Thanx Gomibushi, thats great advice! –  Shalan Apr 22 '10 at 8:20
    
@Gomibushi: we have opted for a NAS storage solution –  Shalan Apr 22 '10 at 8:26

Cost effective has different definitions to different situations.

As has been pointed out, KVM and VMWare ESXi are free. If your time is cheap or covered in the businesses (i.e. this is part of your duties and not tacked on to you) then hey, free! And capable of "mixing them up", as virtualization is virtualization. The OS's shouldn't "know" they're not physically on the same hardware.

On the other hand, if you're running critical business applications, then the lack of clustering and support can bite you in the rear. One server running everything on an ESXi server will mean maintenance takes everything down, or a blown power supply or controller or bad RAM will take out a number of servers rather than just the one. That's where the expensive support contracts or additional licensing comes in handy, so you can have availability and redundancy available when the users are outside the server room with pitchforks and torches screaming for your digital behind on a spit.

Small businesses could probably get away with 2 relatively cheap "white boxes" (google it), systems that are homebrewed but fit VMWare's specs to run ESXi for free, then coming up with a schedule to back up and duplicate VM's from the "production" box to the "backup" box, so if a machine dies you fire up the twin and have users use services from that while repairing the other, or splitting the services so that while VM's 1,2,3,4, and 5 are on both machines, you can actually run 1,2, and 3 on box one and VM's 4 and 5 on the other, firing all 5 up in the event of failure.

Or you can get 2 white boxes, connect them to external storage that gets backed up, and store your VM's on that so you have 2 front-end servers that can dole out VM's from the shared storage (which you'd need for full-blown migration and redundancy anyway in most cases).

I'd definitely want some form of hardware backup in case the server dies.
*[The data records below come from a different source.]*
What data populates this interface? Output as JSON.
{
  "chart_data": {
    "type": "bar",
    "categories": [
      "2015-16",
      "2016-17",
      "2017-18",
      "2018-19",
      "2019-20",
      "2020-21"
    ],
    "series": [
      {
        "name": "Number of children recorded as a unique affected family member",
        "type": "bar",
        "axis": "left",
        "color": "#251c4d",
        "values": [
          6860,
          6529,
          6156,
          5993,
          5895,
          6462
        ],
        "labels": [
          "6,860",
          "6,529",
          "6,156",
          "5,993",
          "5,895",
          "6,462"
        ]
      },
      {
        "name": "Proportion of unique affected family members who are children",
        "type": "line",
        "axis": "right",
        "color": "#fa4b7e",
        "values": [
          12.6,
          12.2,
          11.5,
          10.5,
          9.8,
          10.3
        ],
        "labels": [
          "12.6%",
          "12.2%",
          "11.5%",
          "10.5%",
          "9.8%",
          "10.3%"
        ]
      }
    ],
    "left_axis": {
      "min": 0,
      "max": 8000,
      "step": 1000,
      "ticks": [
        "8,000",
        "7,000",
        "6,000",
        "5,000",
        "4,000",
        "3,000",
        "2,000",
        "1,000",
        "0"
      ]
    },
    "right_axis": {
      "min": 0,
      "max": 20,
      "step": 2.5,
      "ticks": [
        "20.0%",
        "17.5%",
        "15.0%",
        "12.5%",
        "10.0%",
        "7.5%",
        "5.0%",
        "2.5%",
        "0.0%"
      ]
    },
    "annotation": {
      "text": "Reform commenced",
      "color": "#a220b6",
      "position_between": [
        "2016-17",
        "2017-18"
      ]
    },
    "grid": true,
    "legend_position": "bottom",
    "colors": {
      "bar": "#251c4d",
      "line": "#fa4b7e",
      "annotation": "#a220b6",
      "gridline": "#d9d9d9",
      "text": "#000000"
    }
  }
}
Otherwise you'll want some support contract or pay for migration, as I don't know if you'd want to learn how to get something like fencing and high availability on production systems. It can be done, though. If you search for "linux high availability" you'll find projects like heartbeat and DRBD that can get something working between 2 or 3 Linux servers with redundancy over Ethernet and it can be coupled with XEN. I'd be nervous about doing it with production systems as my trial by fire, but hey...I don't know how adventurous you are. Otherwise more "polished" tools are available from Red Hat and VMWare and Citrix.